As proof of this appropriation, the posters plainly state: “Disney Aladdin.” Just like their retelling the tale of Ebenezer Scrooge was rebranded as “Disney’s A Christmas Carol” for theatrical distribution. Sorry about that, Charles Dickens.
In this new live-action Arabian nights story, we have Mena Massoud as the street urchin Aladdin, Naomi Scott as Princess Jasmine, and Marwan Kenzari as the conniving Grand Vizier Jafar. And, oh yes, we have Will Smith as the big blue genie in the lamp.
The plot is all about a magical lamp. With flying carpets,
Jafar: “I can make you rich ... rich enough to impress a princess.”
Aladdin: “What do I have to do?”
Jafar: “There’s a cave of wonders. Bring me a lamp.”
And up pops Will Smith with a shaved blue head and a topknot.
Not surprisingly, Aladdin is taken aback by this sudden appearance.
Says the apparition: “You really don’t know who I am? Genie, wishes, lamp, none of that rings a bell?”

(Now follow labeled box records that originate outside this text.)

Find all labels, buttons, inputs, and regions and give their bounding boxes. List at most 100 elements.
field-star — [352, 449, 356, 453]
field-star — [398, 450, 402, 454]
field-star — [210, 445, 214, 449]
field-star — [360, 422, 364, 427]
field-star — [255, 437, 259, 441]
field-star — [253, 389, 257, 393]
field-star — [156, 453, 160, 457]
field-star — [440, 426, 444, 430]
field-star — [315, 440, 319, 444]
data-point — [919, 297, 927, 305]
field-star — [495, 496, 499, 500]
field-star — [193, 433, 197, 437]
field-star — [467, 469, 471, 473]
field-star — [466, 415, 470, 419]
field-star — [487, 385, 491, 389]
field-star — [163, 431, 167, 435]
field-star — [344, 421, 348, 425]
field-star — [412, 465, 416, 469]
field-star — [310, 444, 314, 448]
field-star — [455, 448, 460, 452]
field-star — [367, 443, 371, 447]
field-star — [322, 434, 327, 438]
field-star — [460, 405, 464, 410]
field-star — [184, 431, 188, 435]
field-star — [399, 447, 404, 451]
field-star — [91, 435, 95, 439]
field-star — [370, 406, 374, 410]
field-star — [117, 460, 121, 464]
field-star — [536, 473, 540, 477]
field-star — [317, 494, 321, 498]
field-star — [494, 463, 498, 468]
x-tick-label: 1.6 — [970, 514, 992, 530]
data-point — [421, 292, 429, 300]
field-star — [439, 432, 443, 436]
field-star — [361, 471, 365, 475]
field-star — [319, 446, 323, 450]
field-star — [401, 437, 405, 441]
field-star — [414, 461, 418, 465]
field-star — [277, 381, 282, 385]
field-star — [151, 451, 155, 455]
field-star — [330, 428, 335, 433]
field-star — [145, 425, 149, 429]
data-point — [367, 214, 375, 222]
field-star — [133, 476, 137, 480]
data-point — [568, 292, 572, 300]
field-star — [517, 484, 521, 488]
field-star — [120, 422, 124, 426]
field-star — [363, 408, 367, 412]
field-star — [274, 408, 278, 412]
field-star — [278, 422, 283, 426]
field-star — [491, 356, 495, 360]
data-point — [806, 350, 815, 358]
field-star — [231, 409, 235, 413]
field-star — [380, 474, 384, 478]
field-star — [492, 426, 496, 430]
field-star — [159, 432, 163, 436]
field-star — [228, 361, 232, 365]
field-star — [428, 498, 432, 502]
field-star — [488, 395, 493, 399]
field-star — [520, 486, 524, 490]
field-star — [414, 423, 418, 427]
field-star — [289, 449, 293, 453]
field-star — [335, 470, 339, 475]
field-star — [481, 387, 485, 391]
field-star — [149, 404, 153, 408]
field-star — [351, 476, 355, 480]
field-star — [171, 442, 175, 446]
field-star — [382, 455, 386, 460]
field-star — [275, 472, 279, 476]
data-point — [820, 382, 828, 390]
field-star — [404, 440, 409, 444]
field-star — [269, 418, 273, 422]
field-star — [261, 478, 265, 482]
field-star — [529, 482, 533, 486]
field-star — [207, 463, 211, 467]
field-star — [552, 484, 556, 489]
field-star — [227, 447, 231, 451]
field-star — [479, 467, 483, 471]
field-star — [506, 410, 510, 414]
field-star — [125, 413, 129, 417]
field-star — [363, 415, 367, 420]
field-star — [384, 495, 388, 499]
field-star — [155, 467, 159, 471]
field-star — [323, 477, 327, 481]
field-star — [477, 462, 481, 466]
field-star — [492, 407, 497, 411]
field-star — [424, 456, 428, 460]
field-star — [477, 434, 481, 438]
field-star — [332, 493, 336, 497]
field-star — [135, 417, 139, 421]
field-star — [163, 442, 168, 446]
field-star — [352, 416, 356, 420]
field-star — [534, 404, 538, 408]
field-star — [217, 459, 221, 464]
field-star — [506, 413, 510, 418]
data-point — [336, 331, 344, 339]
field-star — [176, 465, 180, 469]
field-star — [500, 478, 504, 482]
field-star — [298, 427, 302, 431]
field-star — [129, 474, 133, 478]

This version of “Aladdin” was directed by Guy Ritchie. As one early viewer put it, “Guy Ritchie really does bring this animated classic to life with a spectacular cast with both new and original songs that have so much heart, love and power in them.”

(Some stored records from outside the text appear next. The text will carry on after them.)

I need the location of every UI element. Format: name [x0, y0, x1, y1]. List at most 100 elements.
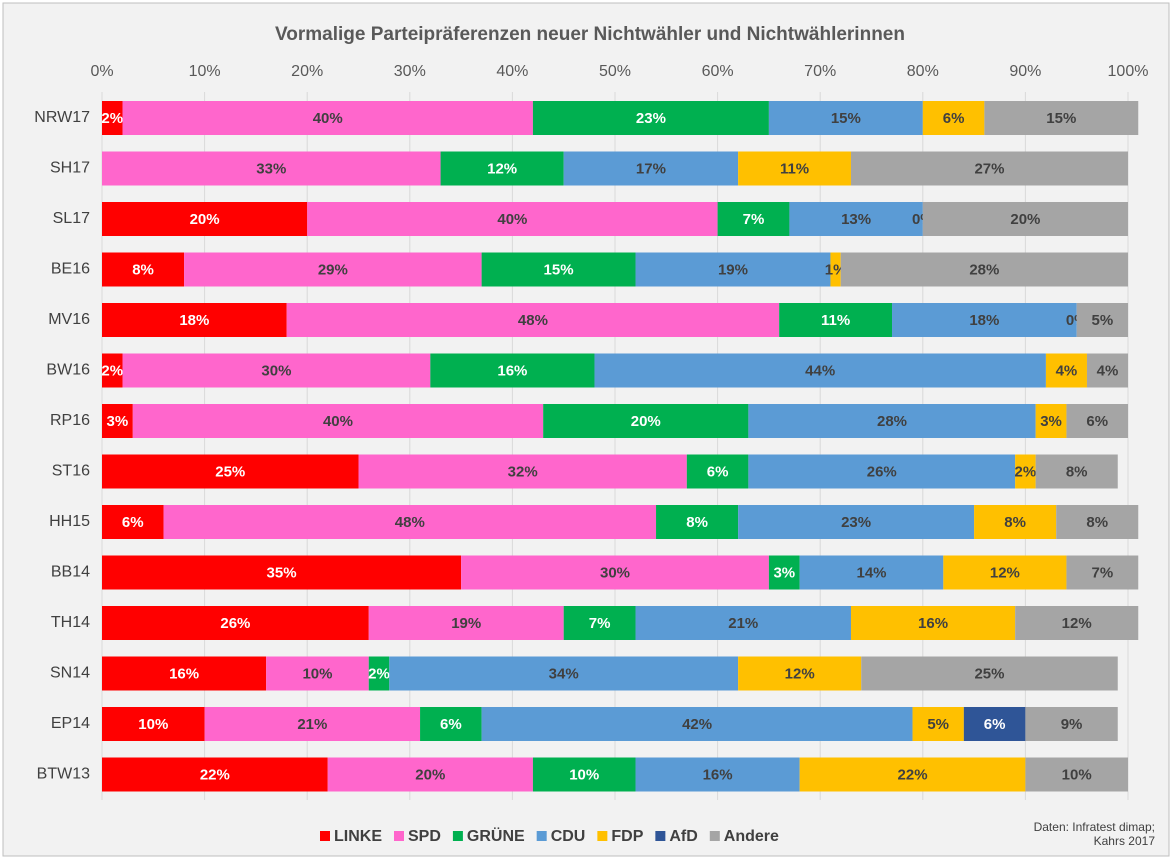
bar-segment: [358, 454, 687, 489]
bar-segment: [481, 707, 913, 741]
data-label: 30%: [261, 362, 291, 379]
bar-segment: [368, 656, 390, 691]
data-label: 22%: [898, 766, 928, 783]
bar-segment: [543, 404, 749, 438]
bar-segment: [102, 606, 369, 640]
x-tick-label: 40%: [496, 63, 528, 80]
legend-swatch: [709, 831, 720, 841]
data-label: 25%: [215, 463, 245, 480]
bar-segment: [102, 707, 205, 741]
y-tick-label: HH15: [49, 513, 90, 530]
bar-segment: [102, 151, 441, 186]
bar-segment: [892, 303, 1077, 337]
bar-segment: [563, 606, 636, 640]
y-tick-label: EP14: [51, 715, 90, 732]
bar-segment: [717, 202, 790, 236]
data-label: 6%: [707, 463, 729, 480]
x-tick-label: 90%: [1009, 63, 1041, 80]
bar-segment: [102, 353, 123, 388]
bar-segment: [1025, 757, 1128, 792]
data-label: 4%: [1097, 362, 1119, 379]
data-label: 6%: [984, 716, 1006, 733]
data-label: 25%: [974, 665, 1004, 682]
bar-segment: [122, 101, 533, 135]
data-label: 9%: [1061, 716, 1083, 733]
bar-segment: [768, 101, 923, 135]
data-label: 6%: [440, 716, 462, 733]
data-label: 8%: [1066, 463, 1088, 480]
bar-segment: [974, 505, 1057, 539]
x-tick-label: 100%: [1108, 63, 1149, 80]
data-label: 26%: [867, 463, 897, 480]
bar-segment: [132, 404, 544, 438]
bar-segment: [984, 101, 1139, 135]
data-label: 48%: [395, 514, 425, 531]
data-label: 7%: [743, 211, 765, 228]
bar-segment: [635, 757, 800, 792]
bar-segment: [1015, 606, 1139, 640]
data-label: 33%: [256, 160, 286, 177]
bar-segment: [102, 505, 164, 539]
data-label: 13%: [841, 211, 871, 228]
data-label: 48%: [518, 312, 548, 329]
data-label: 12%: [785, 665, 815, 682]
bar-segment: [799, 757, 1026, 792]
data-label: 20%: [415, 766, 445, 783]
data-label: 15%: [1046, 110, 1076, 127]
y-tick-label: SN14: [50, 665, 90, 682]
data-label: 40%: [323, 413, 353, 430]
chart-title: Vormalige Parteipräferenzen neuer Nichtw…: [275, 24, 905, 45]
data-label: 12%: [990, 564, 1020, 581]
data-label: 16%: [169, 665, 199, 682]
y-tick-label: BB14: [51, 564, 90, 581]
legend-label: FDP: [611, 828, 643, 845]
data-label: 10%: [1062, 766, 1092, 783]
x-tick-label: 50%: [599, 63, 631, 80]
legend-label: Andere: [724, 828, 779, 845]
bar-segment: [686, 454, 749, 489]
y-tick-label: ST16: [52, 463, 90, 480]
data-label: 18%: [969, 312, 999, 329]
bar-segment: [532, 757, 636, 792]
data-label: 14%: [856, 564, 886, 581]
bar-segment: [840, 252, 1128, 287]
data-label: 22%: [200, 766, 230, 783]
data-label: 42%: [682, 716, 712, 733]
legend-label: SPD: [408, 828, 441, 845]
bar-segment: [102, 101, 123, 135]
source-note: Daten: Infratest dimap;: [1034, 820, 1155, 834]
bar-segment: [266, 656, 369, 691]
y-tick-label: MV16: [48, 311, 90, 328]
data-label: 40%: [497, 211, 527, 228]
bar-segment: [656, 505, 739, 539]
data-label: 28%: [877, 413, 907, 430]
bar-segment: [830, 252, 841, 287]
y-tick-label: SH17: [50, 160, 90, 177]
data-label: 15%: [831, 110, 861, 127]
bar-segment: [563, 151, 739, 186]
data-label: 20%: [631, 413, 661, 430]
bar-segment: [789, 202, 923, 236]
data-label: 12%: [487, 160, 517, 177]
data-label: 18%: [179, 312, 209, 329]
data-label: 34%: [549, 665, 579, 682]
bar-segment: [1066, 555, 1139, 590]
bar-segment: [327, 757, 533, 792]
data-label: 35%: [267, 564, 297, 581]
data-label: 16%: [497, 362, 527, 379]
data-label: 10%: [302, 665, 332, 682]
x-tick-label: 70%: [804, 63, 836, 80]
legend-label: AfD: [669, 828, 697, 845]
data-label: 16%: [703, 766, 733, 783]
data-label: 23%: [636, 110, 666, 127]
bar-segment: [738, 505, 975, 539]
bar-segment: [1086, 353, 1128, 388]
bar-segment: [307, 202, 718, 236]
bar-segment: [748, 404, 1036, 438]
bar-segment: [430, 353, 595, 388]
data-label: 5%: [1092, 312, 1114, 329]
data-label: 10%: [138, 716, 168, 733]
data-label: 8%: [132, 261, 154, 278]
bar-segment: [286, 303, 780, 337]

Alan Menken again provides the music, with lyrics by Tim Rice, Howard Ashman, Benj Pasek and Justin Paul. You’ll hear “A Whole New World” and “Friend Like Me” along with “One Jump Ahead” and “Speechless,” among others. Smith returns to his musical roots to perform “Prince Ali.”
More than 2,000 actors and actresses auditioned for the roles of Aladdin and Jasmine, but finding a male lead of Middle-Eastern or Indian descent in his 20s who could act and sing proved difficult.

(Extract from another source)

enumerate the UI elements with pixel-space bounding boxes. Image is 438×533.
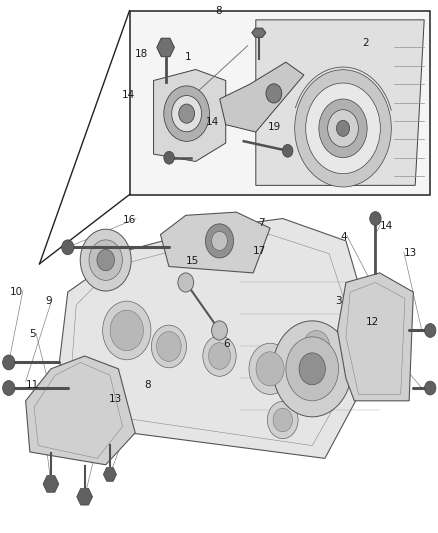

Some purists have complained about the movie’s “whitewashing” … uh, make that blackwashing. “ I hate when this movie is based on Middle-Eastern culture but yet we have a genie who is black. Why wouldn’t it be just a Middle-Eastern cast playing it. Heck, they make ‘Black Panther’ 99 percent black but wouldn’t made ‘Aladdin’ Middle-Eastern?”
Aside from Smith being African-American and Marwan Kenzari an award-winning Dutch actor, the casting of non-Arab actor Naomi Scott (British with an Indian mother) led to additional controversy. And when a new part was created for caucasian actor Billy Magnussen, the outcry was dubbed “the white dude row.”
However, titular star Mena Massoud was born in Egypt. Nasim Pedrad (Jasmine’s handmaiden) was born in Iran, as was Navid Negahban (The Sultan). Numan Acar (head of the palace guards) is Turkish. And Ocean Navarro (Little Acrobat) was born in Saudi Arabia.
“This is the most diverse cast ever assembled for a Disney live action production,” says a Disney spokesperson. “More than 400 of the 500 background performers were Indian, Middle Eastern, African, Mediterranean and Asian.”
Despite this pronouncement, it was reported that brown makeup was applied to the numerous white extras during filming to help them “blend in.”
Disney responded: “Diversity of our cast and background performers was a requirement and only in a handful of instances when it was a matter of specialty skills, safety and control (special effects rigs, stunt performers and handling of animals) were crew made up to blend in.”
Although Aladdin is set in a fictional country called Agrabah, fans generally assume it represents some part of the Middle East. After all, the first English-language book containing the Aladdin story (c. 1706-1721) was titled “The Arabian Nights Entertainment.”
Disney execs should be rubbing on that magic lamp, asking the genie to make this controversy go away.